Using astronomical units as the unit of length , years as the time , and the mass of the Sun as the unit of mass , the value for k in kepler's third law is 1. In these units , what is the value of Newton's constant of gravitation G?

Homework Equations

P^2 =k*a^3
P^2= 4*pi^2*a^3/(G(m(1)+m(2))
Possibly k=4*pi^2/G*M(sun)
P is the period

The Attempt at a Solution

since k = 1 and k =4*pi^2/G*M(sun), all I have to do is switch variables. k=4*pi^2/(G*M(sun)) => 4*pi^2/(M(sun))=G , but I found that method to be a problem because the G I calculated isn't equal the universal Gravitational constant we are all familar with.

 

[learningphysics]

So taking the mass of the sun as 1 solar mass... your answer should be $$G = 4{\pi}^2 (years)^{-2}(AU)^3(solar masses)^{-1}$$

To check that this is the same G you need to convert units...

 

[D H]

The universal gravitational constant has units. The value with which you are familiar, $$6.6730\times10^{-11}$$ is in units of $$m^3/kg/s^2$$. The value differs when you change the system of units. For example, G is $$7.616\times10^{-5}$$ in the ever-popular furlongs-fortnights-stones system. You are asked to specify G in the AU-Msun-year system. The answer is not $$6.6730\times10^{-11}$$.

 

[Benzoate]

The universal gravitational constant has units. The value with which you are familiar, $$6.6730\times10^{-11}$$ is in units of $$m^3/kg/s^2$$. The value differs when you change the system of units. For example, G is $$7.616\times10^{-5}$$ in the ever-popular furlongs-fortnights-stones system. You are asked to specify G in the AU-Msun-year system. The answer is not $$6.6730\times10^{-11}$$.

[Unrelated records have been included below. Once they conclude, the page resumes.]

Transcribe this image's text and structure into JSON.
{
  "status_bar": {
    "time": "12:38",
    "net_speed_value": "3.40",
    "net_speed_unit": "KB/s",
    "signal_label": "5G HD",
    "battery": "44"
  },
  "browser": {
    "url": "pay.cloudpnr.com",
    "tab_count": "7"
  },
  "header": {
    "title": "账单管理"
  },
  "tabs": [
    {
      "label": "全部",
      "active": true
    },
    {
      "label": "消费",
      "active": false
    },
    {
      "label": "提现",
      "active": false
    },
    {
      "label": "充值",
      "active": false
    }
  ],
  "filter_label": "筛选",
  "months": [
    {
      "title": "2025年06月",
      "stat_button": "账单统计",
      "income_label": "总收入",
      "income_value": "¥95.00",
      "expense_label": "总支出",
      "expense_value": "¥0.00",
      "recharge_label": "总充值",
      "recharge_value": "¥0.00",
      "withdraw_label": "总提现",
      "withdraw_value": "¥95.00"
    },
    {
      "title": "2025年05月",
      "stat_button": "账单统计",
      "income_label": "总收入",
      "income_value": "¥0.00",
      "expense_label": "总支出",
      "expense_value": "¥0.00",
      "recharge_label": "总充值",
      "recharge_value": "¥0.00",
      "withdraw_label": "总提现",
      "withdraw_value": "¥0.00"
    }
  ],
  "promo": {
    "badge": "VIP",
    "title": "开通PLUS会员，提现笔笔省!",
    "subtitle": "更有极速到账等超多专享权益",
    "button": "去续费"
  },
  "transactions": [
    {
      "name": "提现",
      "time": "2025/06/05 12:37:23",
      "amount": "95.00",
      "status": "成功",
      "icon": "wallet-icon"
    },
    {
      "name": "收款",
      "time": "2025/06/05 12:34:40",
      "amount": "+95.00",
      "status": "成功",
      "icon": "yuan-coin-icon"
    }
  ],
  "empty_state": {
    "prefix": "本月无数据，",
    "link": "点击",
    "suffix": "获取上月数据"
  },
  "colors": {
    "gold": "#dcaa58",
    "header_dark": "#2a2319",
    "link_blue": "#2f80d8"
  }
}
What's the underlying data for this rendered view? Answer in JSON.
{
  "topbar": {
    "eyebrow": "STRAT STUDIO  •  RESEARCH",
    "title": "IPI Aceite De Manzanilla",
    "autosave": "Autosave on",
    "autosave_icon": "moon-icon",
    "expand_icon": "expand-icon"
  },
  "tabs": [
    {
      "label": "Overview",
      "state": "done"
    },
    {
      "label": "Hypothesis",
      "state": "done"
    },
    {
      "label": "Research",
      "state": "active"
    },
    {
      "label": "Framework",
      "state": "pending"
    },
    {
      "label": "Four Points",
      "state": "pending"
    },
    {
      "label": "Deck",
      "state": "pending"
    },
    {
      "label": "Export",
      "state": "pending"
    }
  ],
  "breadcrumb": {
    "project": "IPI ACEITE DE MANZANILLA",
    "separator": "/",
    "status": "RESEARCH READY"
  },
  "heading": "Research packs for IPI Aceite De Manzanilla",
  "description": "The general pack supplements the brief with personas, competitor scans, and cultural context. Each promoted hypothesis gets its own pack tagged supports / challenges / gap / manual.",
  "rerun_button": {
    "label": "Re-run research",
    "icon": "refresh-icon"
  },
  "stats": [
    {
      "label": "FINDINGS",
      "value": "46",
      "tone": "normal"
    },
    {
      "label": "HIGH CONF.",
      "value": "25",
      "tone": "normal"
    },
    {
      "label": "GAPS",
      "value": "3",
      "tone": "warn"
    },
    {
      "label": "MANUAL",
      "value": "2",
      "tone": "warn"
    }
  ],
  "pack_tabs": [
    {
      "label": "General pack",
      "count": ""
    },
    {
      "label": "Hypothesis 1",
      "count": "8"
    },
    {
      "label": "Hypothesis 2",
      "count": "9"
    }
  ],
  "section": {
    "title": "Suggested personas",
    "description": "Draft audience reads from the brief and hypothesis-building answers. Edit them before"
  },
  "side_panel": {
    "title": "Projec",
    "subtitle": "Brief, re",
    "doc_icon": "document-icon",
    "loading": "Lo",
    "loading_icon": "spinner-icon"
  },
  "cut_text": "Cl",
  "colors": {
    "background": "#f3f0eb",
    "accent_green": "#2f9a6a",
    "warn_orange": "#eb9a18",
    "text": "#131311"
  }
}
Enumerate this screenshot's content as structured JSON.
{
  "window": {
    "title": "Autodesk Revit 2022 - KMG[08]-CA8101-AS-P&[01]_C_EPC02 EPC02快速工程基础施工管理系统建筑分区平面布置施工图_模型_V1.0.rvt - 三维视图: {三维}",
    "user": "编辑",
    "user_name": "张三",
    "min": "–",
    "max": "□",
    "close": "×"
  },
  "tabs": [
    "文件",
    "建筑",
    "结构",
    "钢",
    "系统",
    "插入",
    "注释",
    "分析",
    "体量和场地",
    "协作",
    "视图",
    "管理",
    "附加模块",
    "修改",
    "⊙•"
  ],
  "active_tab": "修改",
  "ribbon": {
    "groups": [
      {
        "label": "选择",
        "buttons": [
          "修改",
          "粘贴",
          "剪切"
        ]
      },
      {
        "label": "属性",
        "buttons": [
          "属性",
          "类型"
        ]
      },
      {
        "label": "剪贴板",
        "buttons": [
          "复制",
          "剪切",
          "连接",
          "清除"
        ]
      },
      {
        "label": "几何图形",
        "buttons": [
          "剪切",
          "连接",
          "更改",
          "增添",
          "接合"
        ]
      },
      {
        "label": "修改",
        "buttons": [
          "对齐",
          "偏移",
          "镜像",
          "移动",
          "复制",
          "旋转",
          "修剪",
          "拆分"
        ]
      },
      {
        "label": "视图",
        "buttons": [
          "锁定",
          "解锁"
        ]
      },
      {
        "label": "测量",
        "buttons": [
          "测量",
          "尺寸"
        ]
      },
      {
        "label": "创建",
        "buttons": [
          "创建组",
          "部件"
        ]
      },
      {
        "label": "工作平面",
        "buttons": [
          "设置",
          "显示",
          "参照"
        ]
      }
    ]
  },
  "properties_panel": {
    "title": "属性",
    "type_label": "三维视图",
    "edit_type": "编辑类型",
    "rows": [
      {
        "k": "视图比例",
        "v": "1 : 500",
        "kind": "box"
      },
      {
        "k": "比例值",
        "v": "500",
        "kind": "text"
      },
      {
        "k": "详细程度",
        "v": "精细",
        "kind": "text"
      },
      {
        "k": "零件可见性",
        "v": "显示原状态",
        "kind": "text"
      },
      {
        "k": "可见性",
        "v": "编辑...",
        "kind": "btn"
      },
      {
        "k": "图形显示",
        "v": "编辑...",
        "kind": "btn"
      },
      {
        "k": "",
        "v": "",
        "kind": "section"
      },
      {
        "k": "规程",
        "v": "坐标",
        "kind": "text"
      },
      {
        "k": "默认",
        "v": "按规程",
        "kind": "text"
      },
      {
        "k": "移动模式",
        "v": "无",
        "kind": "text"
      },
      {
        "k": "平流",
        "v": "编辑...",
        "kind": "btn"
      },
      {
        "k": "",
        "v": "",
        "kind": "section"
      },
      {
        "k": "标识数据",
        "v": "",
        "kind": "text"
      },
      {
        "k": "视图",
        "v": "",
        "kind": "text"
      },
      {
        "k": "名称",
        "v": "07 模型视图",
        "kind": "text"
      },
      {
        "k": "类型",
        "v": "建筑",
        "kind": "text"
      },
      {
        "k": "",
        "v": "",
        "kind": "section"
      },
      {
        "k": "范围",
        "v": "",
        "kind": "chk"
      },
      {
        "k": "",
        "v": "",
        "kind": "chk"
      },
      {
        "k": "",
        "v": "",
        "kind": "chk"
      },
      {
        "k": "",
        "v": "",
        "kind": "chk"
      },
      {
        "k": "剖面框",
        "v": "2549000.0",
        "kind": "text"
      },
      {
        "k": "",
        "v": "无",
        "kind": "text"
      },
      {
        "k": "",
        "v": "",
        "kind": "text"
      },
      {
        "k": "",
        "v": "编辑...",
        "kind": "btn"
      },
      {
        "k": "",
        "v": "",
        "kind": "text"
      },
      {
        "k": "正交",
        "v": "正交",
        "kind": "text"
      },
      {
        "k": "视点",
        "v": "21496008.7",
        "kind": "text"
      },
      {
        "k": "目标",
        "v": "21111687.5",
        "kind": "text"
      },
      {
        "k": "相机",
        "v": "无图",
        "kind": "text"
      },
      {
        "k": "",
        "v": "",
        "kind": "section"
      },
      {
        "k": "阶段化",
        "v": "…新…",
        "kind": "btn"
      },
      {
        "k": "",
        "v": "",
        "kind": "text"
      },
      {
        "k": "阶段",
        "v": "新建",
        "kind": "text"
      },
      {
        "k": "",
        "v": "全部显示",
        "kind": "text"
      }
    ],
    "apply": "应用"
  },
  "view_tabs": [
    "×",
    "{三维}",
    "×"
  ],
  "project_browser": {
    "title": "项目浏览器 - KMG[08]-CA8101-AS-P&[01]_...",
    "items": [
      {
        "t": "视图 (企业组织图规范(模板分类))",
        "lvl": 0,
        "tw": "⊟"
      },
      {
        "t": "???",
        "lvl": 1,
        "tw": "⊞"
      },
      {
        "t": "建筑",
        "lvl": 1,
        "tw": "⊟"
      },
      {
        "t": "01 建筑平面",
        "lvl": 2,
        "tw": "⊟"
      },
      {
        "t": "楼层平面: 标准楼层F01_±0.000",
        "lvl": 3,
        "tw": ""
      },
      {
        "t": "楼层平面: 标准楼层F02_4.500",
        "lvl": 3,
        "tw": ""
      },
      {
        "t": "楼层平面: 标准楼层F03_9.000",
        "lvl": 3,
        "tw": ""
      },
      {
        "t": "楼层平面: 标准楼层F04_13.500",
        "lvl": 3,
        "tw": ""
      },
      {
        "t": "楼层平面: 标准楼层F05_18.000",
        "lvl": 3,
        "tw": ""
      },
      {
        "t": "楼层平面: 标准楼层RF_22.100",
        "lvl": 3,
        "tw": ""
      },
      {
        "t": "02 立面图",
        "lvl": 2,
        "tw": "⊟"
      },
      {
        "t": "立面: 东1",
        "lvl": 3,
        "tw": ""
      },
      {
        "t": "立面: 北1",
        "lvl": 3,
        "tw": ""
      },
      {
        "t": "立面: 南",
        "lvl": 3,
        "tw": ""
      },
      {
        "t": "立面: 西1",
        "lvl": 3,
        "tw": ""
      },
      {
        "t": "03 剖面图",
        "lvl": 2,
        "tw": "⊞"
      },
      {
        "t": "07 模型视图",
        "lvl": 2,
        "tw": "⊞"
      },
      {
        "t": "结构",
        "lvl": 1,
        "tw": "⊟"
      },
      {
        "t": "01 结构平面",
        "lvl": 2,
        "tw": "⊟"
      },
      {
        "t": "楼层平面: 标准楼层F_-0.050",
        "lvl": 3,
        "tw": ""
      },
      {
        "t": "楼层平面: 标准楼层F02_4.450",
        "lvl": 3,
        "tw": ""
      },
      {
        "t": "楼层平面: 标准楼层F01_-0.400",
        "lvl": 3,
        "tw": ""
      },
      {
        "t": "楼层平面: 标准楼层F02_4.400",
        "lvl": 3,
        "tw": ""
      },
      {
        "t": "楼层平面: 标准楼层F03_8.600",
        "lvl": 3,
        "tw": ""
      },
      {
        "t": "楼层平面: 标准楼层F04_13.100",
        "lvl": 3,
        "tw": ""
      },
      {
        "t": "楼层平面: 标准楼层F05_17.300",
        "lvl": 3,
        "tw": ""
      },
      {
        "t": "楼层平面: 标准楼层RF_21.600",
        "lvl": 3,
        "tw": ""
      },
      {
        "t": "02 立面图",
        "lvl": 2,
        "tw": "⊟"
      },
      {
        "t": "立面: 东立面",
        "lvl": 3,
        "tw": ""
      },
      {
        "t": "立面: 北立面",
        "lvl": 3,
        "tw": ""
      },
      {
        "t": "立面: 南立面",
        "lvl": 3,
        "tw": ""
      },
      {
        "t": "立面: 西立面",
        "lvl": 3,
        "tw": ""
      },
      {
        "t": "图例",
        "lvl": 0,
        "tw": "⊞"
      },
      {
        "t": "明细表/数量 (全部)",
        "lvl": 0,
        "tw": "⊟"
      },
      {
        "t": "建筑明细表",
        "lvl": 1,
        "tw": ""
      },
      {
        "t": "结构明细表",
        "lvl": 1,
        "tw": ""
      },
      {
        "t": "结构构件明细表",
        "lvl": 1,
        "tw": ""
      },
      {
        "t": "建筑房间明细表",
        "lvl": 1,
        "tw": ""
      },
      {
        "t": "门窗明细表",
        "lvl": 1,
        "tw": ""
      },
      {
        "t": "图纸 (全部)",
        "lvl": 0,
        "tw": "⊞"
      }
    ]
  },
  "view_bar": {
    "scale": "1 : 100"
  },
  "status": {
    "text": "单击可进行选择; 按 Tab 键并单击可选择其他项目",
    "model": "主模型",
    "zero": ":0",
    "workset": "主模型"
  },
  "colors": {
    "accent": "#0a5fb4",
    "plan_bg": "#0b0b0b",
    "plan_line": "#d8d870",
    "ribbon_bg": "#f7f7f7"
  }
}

Are my equations correct? I just need to convert my units to SI units?

 

[learningphysics]

Are my equations correct? I just need to convert my units to SI units?

Yes, I think the equations are right. just convert the units.

 

[D H]

Your instructor did not ask for the value of G in SI (MKS) units. He asked for it in AU-solar mass-year units. Learning physics gave you the answer in these units post #2.

You only need to convert to SI if you want to verify that your answer is correct. If you do the conversion right, you will get [itex]6.672\times10^{-11}\text{m}^3/\text{sec}^2/\text{kg}[/tex], which compares very favorably with the published value of [itex]6.673\times10^{-11}\text{m}^3/\text{sec}^2/\text{kg}[/tex].